Various political parties polled the following number of votes for their US House of Representatives nominees (these numbers include affiliate parties with different names):

Republican
55,887,080
Democratic
53,077,115
Libertarian
1,053,658
Green
320,259
Constitution
187,006
Reform
85,539
other parties
621,041
indep. candidates
760,985

The Louisiana election returns from November were used above. No Louisiana run-off returns from December are included.

In cases in which two parties jointly nominated the same person, and voters could cast a vote under either party label, the figures above give credit to each party. For example, if a candidate was nominated jointly by the New York Republican Party and the New York Conservative Party, votes cast under each party label are kept separate. By contrast, most other sources that calculate the total vote for U.S. House of Representatives by party give all such votes to the Republican column.

Constitution Party State Legislator Likely to Be Seated

On December 17, a lower Montana state court ruled that Rick Jore is the new Montana State Representative from the 12th district.
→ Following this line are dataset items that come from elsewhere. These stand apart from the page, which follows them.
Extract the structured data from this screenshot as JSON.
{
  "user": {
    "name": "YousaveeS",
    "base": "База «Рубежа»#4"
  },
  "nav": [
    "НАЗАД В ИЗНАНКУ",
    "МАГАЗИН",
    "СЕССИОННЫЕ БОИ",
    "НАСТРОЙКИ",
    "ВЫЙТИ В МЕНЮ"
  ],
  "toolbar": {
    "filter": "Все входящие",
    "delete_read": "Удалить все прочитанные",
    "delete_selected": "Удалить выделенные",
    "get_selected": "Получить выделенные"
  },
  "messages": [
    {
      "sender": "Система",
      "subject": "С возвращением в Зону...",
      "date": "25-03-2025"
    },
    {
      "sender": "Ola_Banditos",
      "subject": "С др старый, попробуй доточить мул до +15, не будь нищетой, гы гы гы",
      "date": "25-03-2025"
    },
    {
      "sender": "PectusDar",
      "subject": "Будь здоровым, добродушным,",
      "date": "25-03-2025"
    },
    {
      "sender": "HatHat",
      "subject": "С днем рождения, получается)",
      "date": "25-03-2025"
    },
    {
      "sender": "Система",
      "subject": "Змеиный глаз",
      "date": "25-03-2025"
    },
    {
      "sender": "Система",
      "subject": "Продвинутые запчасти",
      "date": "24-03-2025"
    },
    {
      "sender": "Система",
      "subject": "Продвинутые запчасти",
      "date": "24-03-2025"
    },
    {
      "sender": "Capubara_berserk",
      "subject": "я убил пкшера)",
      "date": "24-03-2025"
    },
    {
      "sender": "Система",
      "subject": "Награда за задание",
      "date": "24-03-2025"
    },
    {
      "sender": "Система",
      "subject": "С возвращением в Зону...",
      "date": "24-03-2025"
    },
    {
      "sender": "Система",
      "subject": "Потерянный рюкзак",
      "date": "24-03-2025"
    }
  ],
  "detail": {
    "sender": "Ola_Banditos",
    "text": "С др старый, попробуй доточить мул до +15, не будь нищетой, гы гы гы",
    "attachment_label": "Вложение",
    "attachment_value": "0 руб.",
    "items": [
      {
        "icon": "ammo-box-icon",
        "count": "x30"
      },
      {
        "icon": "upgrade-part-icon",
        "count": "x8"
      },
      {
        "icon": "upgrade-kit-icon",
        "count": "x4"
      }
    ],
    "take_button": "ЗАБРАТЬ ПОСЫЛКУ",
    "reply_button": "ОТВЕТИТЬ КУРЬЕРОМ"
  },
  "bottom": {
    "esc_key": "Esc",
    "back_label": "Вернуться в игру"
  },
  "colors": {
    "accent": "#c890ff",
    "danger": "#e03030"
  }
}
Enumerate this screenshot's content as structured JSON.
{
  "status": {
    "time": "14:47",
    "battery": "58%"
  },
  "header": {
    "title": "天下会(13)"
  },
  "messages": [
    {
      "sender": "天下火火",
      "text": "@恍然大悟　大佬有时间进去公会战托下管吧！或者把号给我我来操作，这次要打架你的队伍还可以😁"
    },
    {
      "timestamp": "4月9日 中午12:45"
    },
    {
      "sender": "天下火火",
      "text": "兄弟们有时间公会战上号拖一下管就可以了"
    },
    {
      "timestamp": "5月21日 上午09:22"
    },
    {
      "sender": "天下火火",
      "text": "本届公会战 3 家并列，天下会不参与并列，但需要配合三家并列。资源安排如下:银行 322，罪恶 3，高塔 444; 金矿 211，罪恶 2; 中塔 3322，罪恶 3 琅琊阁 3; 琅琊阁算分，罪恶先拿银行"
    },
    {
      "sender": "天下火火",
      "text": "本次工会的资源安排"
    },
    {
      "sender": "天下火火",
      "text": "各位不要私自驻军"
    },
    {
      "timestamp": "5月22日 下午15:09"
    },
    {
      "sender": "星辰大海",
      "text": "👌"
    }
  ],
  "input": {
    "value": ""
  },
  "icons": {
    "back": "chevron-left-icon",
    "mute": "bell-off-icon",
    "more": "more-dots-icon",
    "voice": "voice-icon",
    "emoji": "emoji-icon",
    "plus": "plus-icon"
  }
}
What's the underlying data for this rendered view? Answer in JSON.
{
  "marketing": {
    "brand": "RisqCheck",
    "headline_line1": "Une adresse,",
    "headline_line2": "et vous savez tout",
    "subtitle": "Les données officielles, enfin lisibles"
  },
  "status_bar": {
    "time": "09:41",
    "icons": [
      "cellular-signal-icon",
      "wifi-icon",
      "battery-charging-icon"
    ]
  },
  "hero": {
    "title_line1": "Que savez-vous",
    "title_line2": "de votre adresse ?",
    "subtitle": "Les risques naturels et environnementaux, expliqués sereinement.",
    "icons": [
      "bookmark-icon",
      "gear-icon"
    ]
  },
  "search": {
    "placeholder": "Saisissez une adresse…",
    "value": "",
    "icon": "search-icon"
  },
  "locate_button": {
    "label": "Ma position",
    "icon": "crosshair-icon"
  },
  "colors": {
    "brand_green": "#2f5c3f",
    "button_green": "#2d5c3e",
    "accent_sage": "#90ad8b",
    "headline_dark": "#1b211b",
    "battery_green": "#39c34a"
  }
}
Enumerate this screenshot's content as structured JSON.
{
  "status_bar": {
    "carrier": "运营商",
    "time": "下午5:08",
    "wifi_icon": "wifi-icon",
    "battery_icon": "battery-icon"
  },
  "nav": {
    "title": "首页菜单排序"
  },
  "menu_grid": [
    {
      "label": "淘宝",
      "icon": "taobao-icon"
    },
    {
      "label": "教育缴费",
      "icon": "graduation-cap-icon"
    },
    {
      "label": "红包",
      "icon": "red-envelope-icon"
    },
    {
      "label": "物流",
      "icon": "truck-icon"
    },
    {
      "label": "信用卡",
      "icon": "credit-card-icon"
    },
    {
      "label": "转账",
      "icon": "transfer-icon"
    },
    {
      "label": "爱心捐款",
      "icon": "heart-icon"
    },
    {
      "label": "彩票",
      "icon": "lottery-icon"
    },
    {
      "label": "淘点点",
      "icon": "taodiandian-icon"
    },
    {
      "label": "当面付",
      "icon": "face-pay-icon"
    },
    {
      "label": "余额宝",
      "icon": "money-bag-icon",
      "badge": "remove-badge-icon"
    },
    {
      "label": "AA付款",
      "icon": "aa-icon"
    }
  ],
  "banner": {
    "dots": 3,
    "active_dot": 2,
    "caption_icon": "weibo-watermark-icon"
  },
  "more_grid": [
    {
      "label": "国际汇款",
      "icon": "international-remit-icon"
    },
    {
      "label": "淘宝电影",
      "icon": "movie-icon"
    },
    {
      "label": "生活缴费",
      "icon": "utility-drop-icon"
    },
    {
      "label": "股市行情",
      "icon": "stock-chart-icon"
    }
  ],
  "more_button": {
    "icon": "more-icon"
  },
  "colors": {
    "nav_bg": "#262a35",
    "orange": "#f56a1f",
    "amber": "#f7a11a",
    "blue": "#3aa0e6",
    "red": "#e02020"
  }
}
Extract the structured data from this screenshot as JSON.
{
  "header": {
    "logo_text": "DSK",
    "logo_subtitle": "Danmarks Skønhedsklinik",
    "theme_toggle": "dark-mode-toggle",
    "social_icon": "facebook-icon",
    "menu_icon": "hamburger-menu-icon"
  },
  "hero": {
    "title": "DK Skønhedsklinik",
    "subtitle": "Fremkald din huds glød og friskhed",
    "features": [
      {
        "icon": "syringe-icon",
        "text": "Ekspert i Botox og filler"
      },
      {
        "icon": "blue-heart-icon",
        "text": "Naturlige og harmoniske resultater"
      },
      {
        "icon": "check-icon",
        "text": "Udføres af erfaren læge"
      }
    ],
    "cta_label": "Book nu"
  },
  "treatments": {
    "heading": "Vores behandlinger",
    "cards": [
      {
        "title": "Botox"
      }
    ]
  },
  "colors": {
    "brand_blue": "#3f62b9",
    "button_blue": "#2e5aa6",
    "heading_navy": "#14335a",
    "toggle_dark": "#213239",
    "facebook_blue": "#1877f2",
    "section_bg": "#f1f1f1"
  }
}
Rick Jore is the Constitution Party nominee, and he becomes the first state legislator in the nation to be elected under the Constitution Party label.

The court ruled that the election results, as tabulated in the recount, are correct. The recount showed that Jore and his Democratic opponent tied. Under Montana law, a tie vote for state legislature gives the Governor the right to appoint, and Montana’s outgoing Republican Governor had appointed Jore to the seat a few days earlier, since the recount had shown a tie. Jore’s Democratic opponent filed a lawsuit to overturn the results of the recount, but her lawsuit did not succeed.

San Diego Write-In Candidate Now Shown to Have Received the Most Votes

Today, San Diego city elections officials released the results of an examination of certain write-in ballots cast for Mayor last month. They show that over 4,100 voters wrote in Donna Frye for Mayor, but didn’t blacken the oval next to the write-in line. If these votes are considered valid, Frye received the most votes for Mayor on November 2.

This factual revelation increases the likelihood that Frye will pursue an appeal in the State Court of Appeals, to obtain a decision that those type of votes should be counted.